The truth is that the United States has essentially accepted violence—and particularly brutal sexual violence—as an inevitable consequence of incarcerating criminals. Indeed, prison assault has become a cliché within mainstream culture. The news and entertainment media refer to it nonchalantly. Prime-time TV shows, such as Oz, depict the most awful scenes of rape and carnage. Popular TV dramas routinely depict police taunting potential defendants with threats of the violence and sexual abuse they will face in prison. Indeed, last year 7UP ran a TV advertisement in which a teasing threat of sexual assault in prison was part of a lighthearted pitch for selling soda. The advertisement ran for two months without objection and was only pulled after criticisms from prisoners’ rights groups.
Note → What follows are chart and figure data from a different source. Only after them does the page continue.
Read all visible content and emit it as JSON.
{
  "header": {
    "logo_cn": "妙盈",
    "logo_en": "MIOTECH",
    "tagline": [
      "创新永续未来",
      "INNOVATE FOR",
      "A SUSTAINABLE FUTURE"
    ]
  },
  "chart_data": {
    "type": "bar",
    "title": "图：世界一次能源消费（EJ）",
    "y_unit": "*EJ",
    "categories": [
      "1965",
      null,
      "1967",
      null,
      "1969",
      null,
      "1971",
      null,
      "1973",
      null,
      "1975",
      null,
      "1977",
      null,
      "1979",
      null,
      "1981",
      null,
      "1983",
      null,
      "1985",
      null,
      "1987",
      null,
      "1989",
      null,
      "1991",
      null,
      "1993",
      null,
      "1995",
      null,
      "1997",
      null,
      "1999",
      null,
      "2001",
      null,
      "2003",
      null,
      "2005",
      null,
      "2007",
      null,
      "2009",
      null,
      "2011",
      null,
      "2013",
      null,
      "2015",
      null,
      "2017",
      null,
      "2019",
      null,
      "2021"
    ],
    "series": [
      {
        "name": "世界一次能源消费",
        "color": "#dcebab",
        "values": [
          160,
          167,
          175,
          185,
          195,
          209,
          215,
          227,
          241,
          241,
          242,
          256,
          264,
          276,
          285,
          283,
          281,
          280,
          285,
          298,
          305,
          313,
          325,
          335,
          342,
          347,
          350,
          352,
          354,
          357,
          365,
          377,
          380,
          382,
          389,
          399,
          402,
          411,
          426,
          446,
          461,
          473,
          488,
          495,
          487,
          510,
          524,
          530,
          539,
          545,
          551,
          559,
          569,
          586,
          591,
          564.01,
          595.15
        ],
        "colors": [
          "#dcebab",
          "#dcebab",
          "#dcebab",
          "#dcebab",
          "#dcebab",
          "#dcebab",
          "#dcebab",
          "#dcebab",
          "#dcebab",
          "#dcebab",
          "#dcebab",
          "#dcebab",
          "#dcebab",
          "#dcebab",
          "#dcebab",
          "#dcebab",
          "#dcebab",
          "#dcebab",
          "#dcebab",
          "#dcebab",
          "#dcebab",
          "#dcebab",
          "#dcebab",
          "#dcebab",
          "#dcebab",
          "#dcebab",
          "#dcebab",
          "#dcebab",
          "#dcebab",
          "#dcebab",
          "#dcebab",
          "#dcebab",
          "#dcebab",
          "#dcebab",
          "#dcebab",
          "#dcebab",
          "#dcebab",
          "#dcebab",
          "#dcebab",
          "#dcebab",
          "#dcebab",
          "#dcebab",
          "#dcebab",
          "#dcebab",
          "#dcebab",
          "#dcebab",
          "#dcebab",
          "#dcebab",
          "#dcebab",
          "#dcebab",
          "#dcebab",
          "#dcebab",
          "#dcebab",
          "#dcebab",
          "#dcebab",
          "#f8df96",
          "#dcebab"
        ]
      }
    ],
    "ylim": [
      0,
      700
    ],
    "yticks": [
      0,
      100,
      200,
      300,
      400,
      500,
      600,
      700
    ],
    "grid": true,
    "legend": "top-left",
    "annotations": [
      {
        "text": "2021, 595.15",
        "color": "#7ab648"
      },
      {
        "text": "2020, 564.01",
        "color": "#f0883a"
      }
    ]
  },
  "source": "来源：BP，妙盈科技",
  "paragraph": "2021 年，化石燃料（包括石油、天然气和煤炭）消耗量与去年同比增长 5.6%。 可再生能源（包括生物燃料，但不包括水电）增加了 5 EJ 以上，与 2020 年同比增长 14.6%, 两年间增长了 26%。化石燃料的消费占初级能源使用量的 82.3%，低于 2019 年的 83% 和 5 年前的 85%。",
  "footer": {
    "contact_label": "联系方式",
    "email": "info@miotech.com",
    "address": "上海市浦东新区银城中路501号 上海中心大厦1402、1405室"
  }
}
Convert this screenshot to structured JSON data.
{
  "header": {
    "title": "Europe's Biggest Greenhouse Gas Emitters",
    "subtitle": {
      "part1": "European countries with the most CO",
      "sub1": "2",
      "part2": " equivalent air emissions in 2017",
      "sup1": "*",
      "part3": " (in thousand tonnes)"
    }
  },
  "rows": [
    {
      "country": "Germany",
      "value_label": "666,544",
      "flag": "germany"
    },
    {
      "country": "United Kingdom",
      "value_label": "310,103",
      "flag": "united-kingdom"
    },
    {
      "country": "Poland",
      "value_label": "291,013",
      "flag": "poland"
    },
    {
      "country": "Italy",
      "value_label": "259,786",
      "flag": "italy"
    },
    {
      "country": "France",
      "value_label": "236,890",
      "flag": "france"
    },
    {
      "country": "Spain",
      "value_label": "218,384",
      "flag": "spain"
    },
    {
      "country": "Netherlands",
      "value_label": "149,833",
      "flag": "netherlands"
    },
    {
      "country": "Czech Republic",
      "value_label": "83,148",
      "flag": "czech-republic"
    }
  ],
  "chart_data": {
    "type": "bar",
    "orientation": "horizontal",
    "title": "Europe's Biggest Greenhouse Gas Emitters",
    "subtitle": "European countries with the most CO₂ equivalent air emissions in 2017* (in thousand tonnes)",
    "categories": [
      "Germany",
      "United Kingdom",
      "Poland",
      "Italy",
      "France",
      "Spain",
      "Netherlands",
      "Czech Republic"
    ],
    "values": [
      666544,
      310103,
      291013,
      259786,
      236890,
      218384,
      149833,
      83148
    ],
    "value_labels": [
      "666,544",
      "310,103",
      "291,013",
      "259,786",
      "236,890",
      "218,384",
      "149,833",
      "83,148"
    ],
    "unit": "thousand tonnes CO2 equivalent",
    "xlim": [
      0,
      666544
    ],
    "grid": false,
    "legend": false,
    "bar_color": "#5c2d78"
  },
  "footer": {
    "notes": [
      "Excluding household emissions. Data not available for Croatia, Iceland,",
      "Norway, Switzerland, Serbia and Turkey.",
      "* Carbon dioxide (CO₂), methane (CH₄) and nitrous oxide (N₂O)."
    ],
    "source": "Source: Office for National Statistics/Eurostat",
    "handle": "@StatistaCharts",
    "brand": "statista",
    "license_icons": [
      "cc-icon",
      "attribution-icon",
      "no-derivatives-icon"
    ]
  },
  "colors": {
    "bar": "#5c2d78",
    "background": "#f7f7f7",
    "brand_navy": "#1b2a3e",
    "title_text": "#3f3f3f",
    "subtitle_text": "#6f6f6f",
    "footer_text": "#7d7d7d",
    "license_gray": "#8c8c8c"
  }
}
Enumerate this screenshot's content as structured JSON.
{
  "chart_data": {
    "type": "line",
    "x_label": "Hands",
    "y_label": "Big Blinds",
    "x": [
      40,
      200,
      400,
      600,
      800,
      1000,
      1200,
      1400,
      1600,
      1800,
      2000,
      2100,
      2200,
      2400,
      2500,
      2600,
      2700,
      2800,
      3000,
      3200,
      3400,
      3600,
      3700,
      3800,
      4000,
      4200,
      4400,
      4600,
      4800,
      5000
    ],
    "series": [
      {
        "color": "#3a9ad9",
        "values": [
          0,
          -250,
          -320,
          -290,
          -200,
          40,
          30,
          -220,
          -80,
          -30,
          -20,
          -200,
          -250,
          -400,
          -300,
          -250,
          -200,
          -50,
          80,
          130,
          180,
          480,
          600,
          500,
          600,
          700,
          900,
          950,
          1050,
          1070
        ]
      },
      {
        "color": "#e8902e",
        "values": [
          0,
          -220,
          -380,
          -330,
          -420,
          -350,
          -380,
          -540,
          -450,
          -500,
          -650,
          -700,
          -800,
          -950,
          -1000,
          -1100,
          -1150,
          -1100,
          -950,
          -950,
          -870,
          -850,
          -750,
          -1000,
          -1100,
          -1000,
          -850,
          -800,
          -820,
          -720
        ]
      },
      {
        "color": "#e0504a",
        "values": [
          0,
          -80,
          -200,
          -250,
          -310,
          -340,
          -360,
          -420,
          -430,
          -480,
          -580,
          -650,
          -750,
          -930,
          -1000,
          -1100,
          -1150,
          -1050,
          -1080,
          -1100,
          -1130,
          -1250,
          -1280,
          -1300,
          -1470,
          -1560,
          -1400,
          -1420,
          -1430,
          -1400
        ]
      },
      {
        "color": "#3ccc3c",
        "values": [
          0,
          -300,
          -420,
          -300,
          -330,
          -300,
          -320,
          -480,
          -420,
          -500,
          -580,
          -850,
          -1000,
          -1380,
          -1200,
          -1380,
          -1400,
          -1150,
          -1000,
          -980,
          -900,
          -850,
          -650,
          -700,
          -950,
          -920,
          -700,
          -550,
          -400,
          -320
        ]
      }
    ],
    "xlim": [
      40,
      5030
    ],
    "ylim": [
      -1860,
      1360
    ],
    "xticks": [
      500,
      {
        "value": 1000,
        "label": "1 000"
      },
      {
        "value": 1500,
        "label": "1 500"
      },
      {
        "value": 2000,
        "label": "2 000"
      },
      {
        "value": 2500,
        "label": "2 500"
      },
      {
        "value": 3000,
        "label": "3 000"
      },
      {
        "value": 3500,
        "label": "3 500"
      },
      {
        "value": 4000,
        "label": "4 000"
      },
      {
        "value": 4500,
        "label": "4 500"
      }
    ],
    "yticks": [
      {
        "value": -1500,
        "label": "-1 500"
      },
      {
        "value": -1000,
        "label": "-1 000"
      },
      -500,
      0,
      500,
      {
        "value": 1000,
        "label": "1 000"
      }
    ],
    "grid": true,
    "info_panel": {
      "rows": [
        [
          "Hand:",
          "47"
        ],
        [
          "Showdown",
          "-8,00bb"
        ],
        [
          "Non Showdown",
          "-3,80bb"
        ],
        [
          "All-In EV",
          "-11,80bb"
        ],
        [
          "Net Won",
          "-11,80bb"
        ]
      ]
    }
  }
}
So accepted is assault as part of prison life that an outsider might conclude that on some basic, if unarticulated level, we think it an appropriate element of the punishment regimen. Perhaps we believe that allowing prisons to be places of horrific acts will serve as part of the utilitarian deterrent effect of criminal sentences. Or perhaps we recognize that prison rape and assault are an unavoidable byproduct of the rape and assault in society generally, so that our goal here is not utilitarian but retributive: that is, even though we cannot eliminate rape and assault, we can at least reallocate them. Thus, when we purport to incapacitate convicted criminals, what we are really doing is shifting to them, the most “deserving” among us, the burden of victimization.
The Prison Rape Elimination Act is better than nothing—unless, of course, it represents the last gesture politicians intend to make in the direction of addressing this problem. Assuming the study does not blinker reality by denying the prevalence of the problem, it will presumably mandate or exhort state and federal officials to monitor, train, and discipline prison staff and enhance inmate security—all under a threat of withdrawal of federal funds or the firing of negligent officials. Of course, the government would thereby be implicitly forcing prison officials to spend vast amounts of money they do not have and that Congress is unlikely to give state legislatures in the first place.
Perhaps while this federal study is under way, there are other, more honest ways of acknowledging what the American prison system has created. Perhaps every sentencing judge should require that a defendant headed for prison be given extensive “pre-rape counseling” in the hope that he or she can take some small personal steps to reduce the risk of attack. Or perhaps we could require judges to demand data about the differential risks of rape and assault for different types of prisoners in different prisons and begin to factor such data into any sentence. “You committed murder, so let’s send you somewhere where you’re really likely to be raped.” In that way we will be at least as brutally honest with ourselves as we are literally brutal with our prisoners.